Cette prise de position faisait suite aux déclarations de l’ambassadeur américain en Turquie affirmant que les joueurs iraniens avaient bien obtenu leurs visas pour participer à la Coupe du monde, avec un premier match prévu le 15 juin à Los Angeles face à la Nouvelle-Zélande. Plusieurs médias affirment toutefois que certaines figures importantes de la fédération, dont son président Mehdi Taj, n’auraient pas obtenu de visa.
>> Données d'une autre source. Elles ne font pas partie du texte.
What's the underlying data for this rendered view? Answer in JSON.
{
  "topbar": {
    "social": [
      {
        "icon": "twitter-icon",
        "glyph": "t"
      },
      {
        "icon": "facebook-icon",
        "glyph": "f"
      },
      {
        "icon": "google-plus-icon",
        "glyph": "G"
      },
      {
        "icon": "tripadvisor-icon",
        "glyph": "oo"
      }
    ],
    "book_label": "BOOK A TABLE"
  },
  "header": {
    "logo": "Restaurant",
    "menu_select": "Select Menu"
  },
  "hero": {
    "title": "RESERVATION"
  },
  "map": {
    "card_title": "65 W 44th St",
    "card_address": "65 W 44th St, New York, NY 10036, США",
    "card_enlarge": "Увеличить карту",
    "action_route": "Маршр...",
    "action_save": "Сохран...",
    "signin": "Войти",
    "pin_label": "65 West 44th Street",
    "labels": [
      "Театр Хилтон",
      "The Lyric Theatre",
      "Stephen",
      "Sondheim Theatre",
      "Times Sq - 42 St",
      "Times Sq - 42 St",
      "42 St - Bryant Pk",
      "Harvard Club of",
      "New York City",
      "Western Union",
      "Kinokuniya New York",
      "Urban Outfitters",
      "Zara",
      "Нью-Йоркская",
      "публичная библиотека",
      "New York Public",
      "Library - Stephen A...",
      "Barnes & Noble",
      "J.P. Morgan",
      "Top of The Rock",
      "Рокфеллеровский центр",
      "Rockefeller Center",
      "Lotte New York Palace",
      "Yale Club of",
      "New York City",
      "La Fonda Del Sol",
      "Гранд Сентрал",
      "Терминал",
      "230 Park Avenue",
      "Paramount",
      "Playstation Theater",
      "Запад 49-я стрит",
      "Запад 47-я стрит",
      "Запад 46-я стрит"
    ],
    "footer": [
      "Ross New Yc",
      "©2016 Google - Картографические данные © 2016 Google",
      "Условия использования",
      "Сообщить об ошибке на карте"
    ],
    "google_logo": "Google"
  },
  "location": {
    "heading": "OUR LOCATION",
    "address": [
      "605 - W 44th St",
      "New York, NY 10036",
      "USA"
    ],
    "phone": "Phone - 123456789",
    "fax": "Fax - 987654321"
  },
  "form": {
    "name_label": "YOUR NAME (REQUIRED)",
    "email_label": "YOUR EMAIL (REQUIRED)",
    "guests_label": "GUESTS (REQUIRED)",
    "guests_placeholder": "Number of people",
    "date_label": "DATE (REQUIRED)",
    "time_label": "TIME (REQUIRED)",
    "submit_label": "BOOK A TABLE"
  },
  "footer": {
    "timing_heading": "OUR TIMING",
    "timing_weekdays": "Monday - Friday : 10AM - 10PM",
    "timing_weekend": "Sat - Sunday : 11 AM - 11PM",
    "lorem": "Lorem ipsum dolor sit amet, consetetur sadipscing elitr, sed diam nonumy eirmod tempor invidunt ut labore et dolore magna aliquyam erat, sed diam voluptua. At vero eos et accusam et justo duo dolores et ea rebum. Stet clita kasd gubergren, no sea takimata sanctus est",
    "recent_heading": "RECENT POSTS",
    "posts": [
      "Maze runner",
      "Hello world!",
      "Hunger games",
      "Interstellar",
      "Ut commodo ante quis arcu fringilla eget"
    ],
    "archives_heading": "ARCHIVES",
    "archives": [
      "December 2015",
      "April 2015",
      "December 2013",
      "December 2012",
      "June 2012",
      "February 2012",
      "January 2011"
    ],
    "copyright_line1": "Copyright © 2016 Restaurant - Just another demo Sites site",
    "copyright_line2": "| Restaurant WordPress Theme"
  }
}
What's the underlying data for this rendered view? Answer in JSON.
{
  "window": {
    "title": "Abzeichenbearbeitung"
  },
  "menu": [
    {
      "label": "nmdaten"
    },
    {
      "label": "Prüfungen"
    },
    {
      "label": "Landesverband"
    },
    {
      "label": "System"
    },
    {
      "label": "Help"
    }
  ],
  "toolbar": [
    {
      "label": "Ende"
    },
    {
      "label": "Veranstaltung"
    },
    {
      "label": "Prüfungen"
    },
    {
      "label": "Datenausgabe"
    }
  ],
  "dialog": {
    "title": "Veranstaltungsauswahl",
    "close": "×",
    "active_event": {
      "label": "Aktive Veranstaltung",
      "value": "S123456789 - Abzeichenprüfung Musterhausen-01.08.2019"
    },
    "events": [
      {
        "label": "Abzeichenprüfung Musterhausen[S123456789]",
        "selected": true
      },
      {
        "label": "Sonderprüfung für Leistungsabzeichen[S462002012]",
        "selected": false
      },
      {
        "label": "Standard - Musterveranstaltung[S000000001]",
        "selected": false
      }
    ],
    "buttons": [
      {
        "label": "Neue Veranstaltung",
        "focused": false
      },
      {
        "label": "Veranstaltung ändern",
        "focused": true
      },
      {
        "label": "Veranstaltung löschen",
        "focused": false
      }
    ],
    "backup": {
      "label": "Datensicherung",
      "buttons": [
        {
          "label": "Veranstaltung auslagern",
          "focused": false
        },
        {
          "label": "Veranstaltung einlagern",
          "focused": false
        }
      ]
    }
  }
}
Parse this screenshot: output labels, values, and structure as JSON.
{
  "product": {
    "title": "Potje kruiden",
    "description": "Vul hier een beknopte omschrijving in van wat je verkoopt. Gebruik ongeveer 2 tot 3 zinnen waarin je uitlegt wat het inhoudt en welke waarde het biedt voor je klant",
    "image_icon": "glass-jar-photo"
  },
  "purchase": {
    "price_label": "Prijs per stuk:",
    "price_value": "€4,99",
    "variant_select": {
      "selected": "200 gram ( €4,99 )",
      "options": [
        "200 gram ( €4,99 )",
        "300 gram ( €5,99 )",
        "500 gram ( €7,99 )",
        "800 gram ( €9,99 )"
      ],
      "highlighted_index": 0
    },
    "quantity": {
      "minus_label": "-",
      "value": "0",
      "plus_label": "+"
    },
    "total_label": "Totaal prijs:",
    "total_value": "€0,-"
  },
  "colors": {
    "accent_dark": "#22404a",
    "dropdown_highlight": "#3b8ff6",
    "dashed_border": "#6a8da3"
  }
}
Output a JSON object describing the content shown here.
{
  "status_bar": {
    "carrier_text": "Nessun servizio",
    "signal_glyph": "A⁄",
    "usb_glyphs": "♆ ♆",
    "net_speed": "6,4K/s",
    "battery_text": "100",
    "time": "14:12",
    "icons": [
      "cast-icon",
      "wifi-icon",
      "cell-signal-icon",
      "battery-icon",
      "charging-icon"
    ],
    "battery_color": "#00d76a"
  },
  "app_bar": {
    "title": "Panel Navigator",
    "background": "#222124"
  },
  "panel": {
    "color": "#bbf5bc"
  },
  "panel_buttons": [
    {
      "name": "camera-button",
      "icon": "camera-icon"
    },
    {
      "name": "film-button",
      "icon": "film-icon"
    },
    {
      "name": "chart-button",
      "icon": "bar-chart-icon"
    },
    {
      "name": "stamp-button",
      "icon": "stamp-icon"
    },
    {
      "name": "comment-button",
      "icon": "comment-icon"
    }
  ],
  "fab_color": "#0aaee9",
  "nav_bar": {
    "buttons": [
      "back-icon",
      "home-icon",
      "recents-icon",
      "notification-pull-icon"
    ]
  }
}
En Iran, une préparation perturbée entre tensions diplomatiques et contraintes logistiques
Actuellement en Turquie, la sélection iranienne doit poursuivre son déplacement samedi vers l’Espagne, avant de rejoindre le Mexique où se situe son camp de base. L’équipe nationale, attendue dimanche, a dû adapter son organisation en raison des incertitudes liées aux formalités d’entrée aux États-Unis, passant notamment d’un camp initialement prévu à Tucson (Arizona) à Tijuana.
Ces difficultés s’inscrivent dans un contexte diplomatique tendu, marqué par des frictions récurrentes entre Washington et Téhéran. L’Iran, pourtant parmi les premiers pays qualifiés pour la compétition, voit ainsi sa préparation fragilisée par ces obstacles administratifs et les tensions géopolitiques persistantes.